The distinction we draw between rule-based and model-based detection is worth articulating precisely. A rule-based SIEM detection — for example, a Sigma rule that fires on a specific sequence of Windows Event IDs associated with pass-the-hash lateral movement — is explicit, auditable, and low false-positive once tuned. Its weakness is coverage: it only detects what it was written to detect. A novel initial access technique or a living-off-the-land approach that stays within legitimate administrative tooling will not trigger rules written against previously observed TTPs. Model-based detection trained on representations of normal behavioural baselines — network flow timing, authentication sequence distributions, API call patterns — has a fundamentally different detection surface. It can surface anomalies that have no prior indicator signature, which is precisely where advanced actors operate. We are not saying rule-based detection is obsolete; we are saying it needs a complementary layer that can reason about behavioural deviation rather than indicator matching.

By early 2021, we had spent two years tracking the architectural evolution in detection engineering across the European financial services and critical infrastructure sectors. The pattern that emerged from conversations with security operations teams at Dutch banks, Belgian energy utilities, and German industrial companies was consistent: the investment in SIEM platforms (commercial SIEM platforms and their predecessors) had produced data lakes of telemetry that organisations could not query fast enough to support real-time detection. The log correlation queries that produced meaningful detection required query times that made interactive investigation impractical. The SOC analysts who were most effective were not the ones with the most rules; they were the ones who had built mental models of their environment's normal behaviour patterns and could spot deviations intuitively. The question we kept asking was: can that intuition be encoded, and can it run faster than the human analyst?
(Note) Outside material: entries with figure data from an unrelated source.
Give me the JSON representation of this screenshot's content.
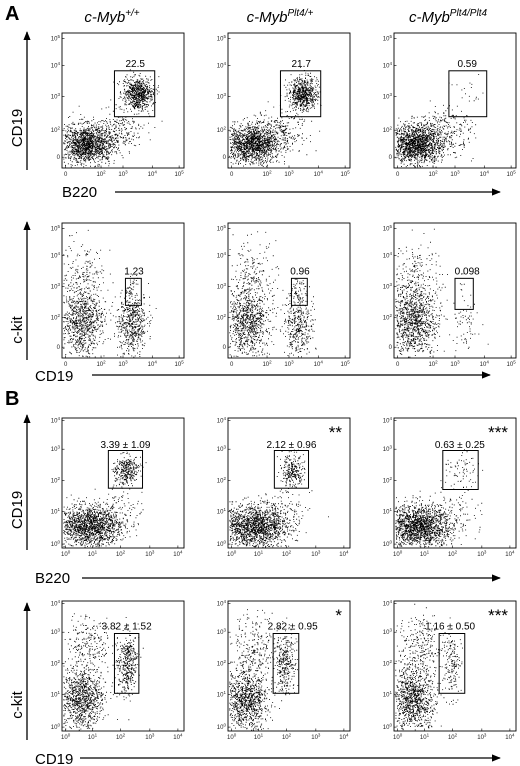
{
  "figure": {
    "panel_labels": [
      "A",
      "B"
    ],
    "column_headers": [
      {
        "base": "c-Myb",
        "sup": "+/+"
      },
      {
        "base": "c-Myb",
        "sup": "Plt4/+"
      },
      {
        "base": "c-Myb",
        "sup": "Plt4/Plt4"
      }
    ],
    "colors": {
      "dots": "#000000",
      "background": "#ffffff",
      "gate": "#000000"
    }
  },
  "chart_data": [
    {
      "type": "scatter",
      "panel": "A",
      "row": 1,
      "xlabel": "B220",
      "ylabel": "CD19",
      "scale": "biexponential",
      "x_ticks": [
        {
          "b": "0"
        },
        {
          "b": "10",
          "s": "2"
        },
        {
          "b": "10",
          "s": "3"
        },
        {
          "b": "10",
          "s": "4"
        },
        {
          "b": "10",
          "s": "5"
        }
      ],
      "y_ticks": [
        {
          "b": "0"
        },
        {
          "b": "10",
          "s": "2"
        },
        {
          "b": "10",
          "s": "3"
        },
        {
          "b": "10",
          "s": "4"
        },
        {
          "b": "10",
          "s": "5"
        }
      ],
      "gates": [
        "22.5",
        "21.7",
        "0.59"
      ],
      "stars": [
        "",
        "",
        ""
      ]
    },
    {
      "type": "scatter",
      "panel": "A",
      "row": 2,
      "xlabel": "CD19",
      "ylabel": "c-kit",
      "scale": "biexponential",
      "x_ticks": [
        {
          "b": "0"
        },
        {
          "b": "10",
          "s": "2"
        },
        {
          "b": "10",
          "s": "3"
        },
        {
          "b": "10",
          "s": "4"
        },
        {
          "b": "10",
          "s": "5"
        }
      ],
      "y_ticks": [
        {
          "b": "0"
        },
        {
          "b": "10",
          "s": "2"
        },
        {
          "b": "10",
          "s": "3"
        },
        {
          "b": "10",
          "s": "4"
        },
        {
          "b": "10",
          "s": "5"
        }
      ],
      "gates": [
        "1.23",
        "0.96",
        "0.098"
      ],
      "stars": [
        "",
        "",
        ""
      ]
    },
    {
      "type": "scatter",
      "panel": "B",
      "row": 1,
      "xlabel": "B220",
      "ylabel": "CD19",
      "scale": "log",
      "x_ticks": [
        {
          "b": "10",
          "s": "0"
        },
        {
          "b": "10",
          "s": "1"
        },
        {
          "b": "10",
          "s": "2"
        },
        {
          "b": "10",
          "s": "3"
        },
        {
          "b": "10",
          "s": "4"
        }
      ],
      "y_ticks": [
        {
          "b": "10",
          "s": "0"
        },
        {
          "b": "10",
          "s": "1"
        },
        {
          "b": "10",
          "s": "2"
        },
        {
          "b": "10",
          "s": "3"
        },
        {
          "b": "10",
          "s": "4"
        }
      ],
      "gates": [
        "3.39 ± 1.09",
        "2.12 ± 0.96",
        "0.63 ± 0.25"
      ],
      "stars": [
        "",
        "**",
        "***"
      ]
    },
    {
      "type": "scatter",
      "panel": "B",
      "row": 2,
      "xlabel": "CD19",
      "ylabel": "c-kit",
      "scale": "log",
      "x_ticks": [
        {
          "b": "10",
          "s": "0"
        },
        {
          "b": "10",
          "s": "1"
        },
        {
          "b": "10",
          "s": "2"
        },
        {
          "b": "10",
          "s": "3"
        },
        {
          "b": "10",
          "s": "4"
        }
      ],
      "y_ticks": [
        {
          "b": "10",
          "s": "0"
        },
        {
          "b": "10",
          "s": "1"
        },
        {
          "b": "10",
          "s": "2"
        },
        {
          "b": "10",
          "s": "3"
        },
        {
          "b": "10",
          "s": "4"
        }
      ],
      "gates": [
        "3.82 ± 1.52",
        "2.82 ± 0.95",
        "1.16 ± 0.50"
      ],
      "stars": [
        "",
        "*",
        "***"
      ]
    }
  ]
}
The early graph neural network approaches to network anomaly detection that began appearing in academic research around 2019 and 2020 were technically promising but operationally immature. The false positive rates in production environments were initially too high for SOC workflows where analyst trust is the bottleneck — if a model fires on too many benign events, analysts stop paying attention to its alerts. The companies we found credible were those that had thought seriously about the confidence calibration problem: how do you present a model-generated anomaly alert to a tired analyst at 2am in a way that gives them enough context to make a triage decision in thirty seconds? This is a product problem as much as a model problem, and the teams that understood both were rare. It shaped how we thought about the threat intelligence platform space entering Fund II.